Three days ago I was fishing at a small lake in southeast Wyoming. A pelican landed and settled in for a self-grooming session about 20 feet from where I was sitting. After a while the pelican started getting closer until it was 10 feet away. It meandered around my back while emitting little piles feces every minute or two and settled on the other side about 10 feet away. I hooked a fish and was reeling it in when I noticed the pelican preparing to try to grab the fish when it became visible.

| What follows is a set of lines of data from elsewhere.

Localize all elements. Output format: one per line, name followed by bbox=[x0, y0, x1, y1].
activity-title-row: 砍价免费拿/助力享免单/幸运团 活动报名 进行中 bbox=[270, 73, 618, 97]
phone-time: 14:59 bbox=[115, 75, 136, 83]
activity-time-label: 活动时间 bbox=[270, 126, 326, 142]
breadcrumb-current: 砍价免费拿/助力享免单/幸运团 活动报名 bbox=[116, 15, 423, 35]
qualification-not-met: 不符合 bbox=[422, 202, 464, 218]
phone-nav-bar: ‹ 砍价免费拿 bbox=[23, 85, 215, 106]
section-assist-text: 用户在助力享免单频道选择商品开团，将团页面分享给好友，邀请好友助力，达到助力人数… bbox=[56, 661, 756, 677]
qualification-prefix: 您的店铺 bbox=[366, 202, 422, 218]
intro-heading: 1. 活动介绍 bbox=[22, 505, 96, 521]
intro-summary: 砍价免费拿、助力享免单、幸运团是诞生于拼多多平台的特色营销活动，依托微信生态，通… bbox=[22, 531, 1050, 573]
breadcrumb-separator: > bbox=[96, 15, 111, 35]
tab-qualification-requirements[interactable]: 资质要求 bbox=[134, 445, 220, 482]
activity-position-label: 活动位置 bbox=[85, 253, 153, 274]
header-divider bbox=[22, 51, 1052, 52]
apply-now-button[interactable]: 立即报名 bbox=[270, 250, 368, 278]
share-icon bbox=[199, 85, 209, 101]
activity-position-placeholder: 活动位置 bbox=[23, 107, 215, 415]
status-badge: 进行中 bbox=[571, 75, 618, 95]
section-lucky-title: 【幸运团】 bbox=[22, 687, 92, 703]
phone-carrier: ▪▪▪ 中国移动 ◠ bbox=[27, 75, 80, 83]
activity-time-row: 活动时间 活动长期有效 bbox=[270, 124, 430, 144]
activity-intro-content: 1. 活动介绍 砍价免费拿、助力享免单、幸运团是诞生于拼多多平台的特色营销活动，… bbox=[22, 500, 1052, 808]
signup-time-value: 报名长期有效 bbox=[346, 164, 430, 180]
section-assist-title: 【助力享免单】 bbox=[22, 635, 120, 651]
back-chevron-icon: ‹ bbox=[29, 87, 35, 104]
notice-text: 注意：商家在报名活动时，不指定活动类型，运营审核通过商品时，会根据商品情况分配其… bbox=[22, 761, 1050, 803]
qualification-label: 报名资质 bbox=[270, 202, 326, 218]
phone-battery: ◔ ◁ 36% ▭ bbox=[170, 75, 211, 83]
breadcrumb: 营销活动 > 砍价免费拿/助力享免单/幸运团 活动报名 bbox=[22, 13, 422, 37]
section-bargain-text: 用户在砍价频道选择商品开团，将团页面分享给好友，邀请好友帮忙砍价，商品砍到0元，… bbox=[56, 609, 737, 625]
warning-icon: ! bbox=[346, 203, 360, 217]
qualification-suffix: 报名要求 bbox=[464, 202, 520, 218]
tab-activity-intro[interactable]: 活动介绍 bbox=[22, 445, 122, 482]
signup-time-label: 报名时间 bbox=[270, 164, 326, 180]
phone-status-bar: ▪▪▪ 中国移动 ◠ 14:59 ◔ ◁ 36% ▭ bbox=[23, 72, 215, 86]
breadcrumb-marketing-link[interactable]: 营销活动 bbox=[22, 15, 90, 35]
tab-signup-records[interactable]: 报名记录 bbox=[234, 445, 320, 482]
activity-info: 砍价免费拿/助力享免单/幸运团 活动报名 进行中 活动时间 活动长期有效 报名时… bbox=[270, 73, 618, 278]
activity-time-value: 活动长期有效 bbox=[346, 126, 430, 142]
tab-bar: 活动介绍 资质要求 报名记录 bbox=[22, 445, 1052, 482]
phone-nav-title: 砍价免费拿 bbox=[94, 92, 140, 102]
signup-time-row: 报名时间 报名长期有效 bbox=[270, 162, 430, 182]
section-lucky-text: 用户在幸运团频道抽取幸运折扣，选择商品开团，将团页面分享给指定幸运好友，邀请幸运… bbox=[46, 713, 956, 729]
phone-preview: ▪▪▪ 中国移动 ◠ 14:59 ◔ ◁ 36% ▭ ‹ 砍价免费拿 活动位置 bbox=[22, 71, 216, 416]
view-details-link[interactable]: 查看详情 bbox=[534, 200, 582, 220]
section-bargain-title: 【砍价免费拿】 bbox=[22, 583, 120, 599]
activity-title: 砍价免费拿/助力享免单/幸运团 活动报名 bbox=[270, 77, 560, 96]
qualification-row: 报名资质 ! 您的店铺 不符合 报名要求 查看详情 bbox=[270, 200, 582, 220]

I was crafty and managed to grab the fish with my left hand. It was a nice one, about twice the size of what usually comes out of that body of water. The pelican really wanted it and circled me twice trying to get me to drop it. It was a large bird with a 6 or 7 foot wingspan. I picked up my short landing net and started swinging it at the bird. I gave it a whack on its beak and it backed away far enough for me to get the fish into a plastic bag which then went into my backpack. The pelican moved about 20 feet away and settled down for a break, probably waiting for me to hook another fish.
I wouldn’t have thought of pelicans living at that elevation. While we’ve always had pelicans around many of our Minnesota lakes, we’ve seen a real uptick in the last couple of years. I wonder if pelicans survived the bird flu better than some of our other natives and are filling their niches.
We got irrigation today, and I looked out and saw this Heron standing in the water.
Then, I noticed that there were also some ducks, too:
My wife and I were having tea, and suddenly there was a big shadow blocking the sunlight. We looked out the window, and look who was perched on our railing:
Nature strikes again in the middle of Berlin. I was walking down the stairs where I live and thought that was the fattest pigeon I had ever seen sitting in the back yard (Innenhof for those who know residential old buildings in Berlin). Then I saw it was holding a mouse in his claws.
Wait a minute, that is not a pigeon, it’s a hawk! And those are not claws, those are talons! And that is not a mouse, it is a rat, and it is still wiggling!
Then some neighbours walked into the back yard and the hawk flew away with the rat firmly in his talons and was gone.
One of Berlin’s claims to birdwatching fame. The other candidate would be the fairly similar Eurasian sparrowhawk, but that very strong eye stripe (supercilium) reads goshawk to me. Also goshawks are far more likely to go for a rat than a sparrowhawk, which stick much more heavily to birds.
The Mrs. and I took a boat tour of the Horicon marsh today, along with a 2.5 mile hike into it. We saw a flock of well over 50 sandhill cranes flying right over and around us, hooting and hollering. Quite impressive. Also geese, termagants, blue herons and ducks. A very enjoyable warm sunny, windy day.
Very interesting. Curiosity piqued, I checked the status of goshawks in London - but they’re no more than maybe an occasional visitor, it seems. The reason I checked is that I knew that London has a thriving population of peregrine falcons:
With a magnificent 30 or so pairs nesting in the city, London now has the second-highest urban peregrine population anywhere in the world, after New York City.